Plague Songs - The Washed Up God / by Rich Hobbs

It was, they say, three hundred years ago

    That the god first washed ashore,

Vast, indescribable and awful

    In every way you could conceive

And dead, long dead, they’d then agreed,

    But wrapped up in a caul of death

So wholly freed from hints of life it

    Transcended comprehension,

Proving it as the source of Life Itself.

Its flat thousand-eyed face

    Was its first part to rot

As hunks of morbid lip

    Fell from its many mouths,

Serrated fangs dropped out with sighs

    And cells exploded in its brain

With startling thuds, and stenches

    That made cows gag twenty miles

Inshore blighted the whole land.

But as its carcass was so large

    The head - around a stable’s size -

Was all to rot.

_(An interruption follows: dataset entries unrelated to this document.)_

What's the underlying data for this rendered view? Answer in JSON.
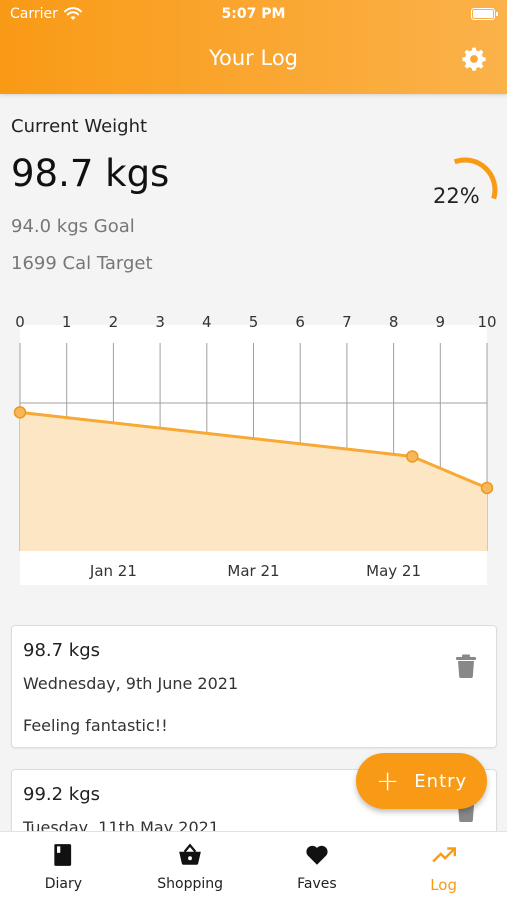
{
  "status_bar": {
    "carrier": "Carrier",
    "time": "5:07 PM"
  },
  "header": {
    "title": "Your Log"
  },
  "summary": {
    "current_weight_label": "Current Weight",
    "current_weight": "98.7 kgs",
    "goal": "94.0 kgs Goal",
    "calorie_target": "1699 Cal Target",
    "progress_text": "22%",
    "progress_fraction": 0.22
  },
  "chart_data": {
    "type": "area",
    "top_ticks": [
      "0",
      "1",
      "2",
      "3",
      "4",
      "5",
      "6",
      "7",
      "8",
      "9",
      "10"
    ],
    "bottom_ticks": [
      "Jan 21",
      "Mar 21",
      "May 21"
    ],
    "x": [
      0,
      8.4,
      10
    ],
    "y": [
      99.9,
      99.2,
      98.7
    ],
    "xlim": [
      0,
      10
    ],
    "series_color": "#f7a934",
    "fill_color": "#fde6c4"
  },
  "entries": [
    {
      "weight": "98.7 kgs",
      "date": "Wednesday, 9th June 2021",
      "note": "Feeling fantastic!!"
    },
    {
      "weight": "99.2 kgs",
      "date": "Tuesday, 11th May 2021",
      "note": ""
    }
  ],
  "fab": {
    "label": "Entry"
  },
  "tabs": [
    {
      "label": "Diary",
      "icon": "book-icon"
    },
    {
      "label": "Shopping",
      "icon": "basket-icon"
    },
    {
      "label": "Faves",
      "icon": "heart-icon"
    },
    {
      "label": "Log",
      "icon": "trending-up-icon"
    }
  ],
  "colors": {
    "accent": "#f99a16",
    "muted": "#777777"
  }
}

The rest maintained

    A kind of stinking stasis

Which merely served to reinforce

    The thing’s monstrous divinity,

Its leviathan girth, limp tentacles

    That shifted with the lice,

Tail flukes as vast as icebergs.

After several centuries even most of the pilgrims

    Breathing in gasps through masks of sackcloth

Furtively dreamed a high Spring tide

    Would wash the god far out to sea.

And yet its bulk defied the tides,

    Miraculous sour skin long since fused tight

To the shingle, while now rare borborgym

    Echoed in its empty bowels

Prophesying who knows what.

Occasionally a scale would float away

    To clatter like a hubcap through

The pathways of the empty shrine

    Where, only on the holiest days,

Masked priests would shuffle mumbling prayers

    Not even they now understood.

Up in the Castle the Grand Inquisitor

    Continues sending out the snatch squads

To deliver up more unbelievers.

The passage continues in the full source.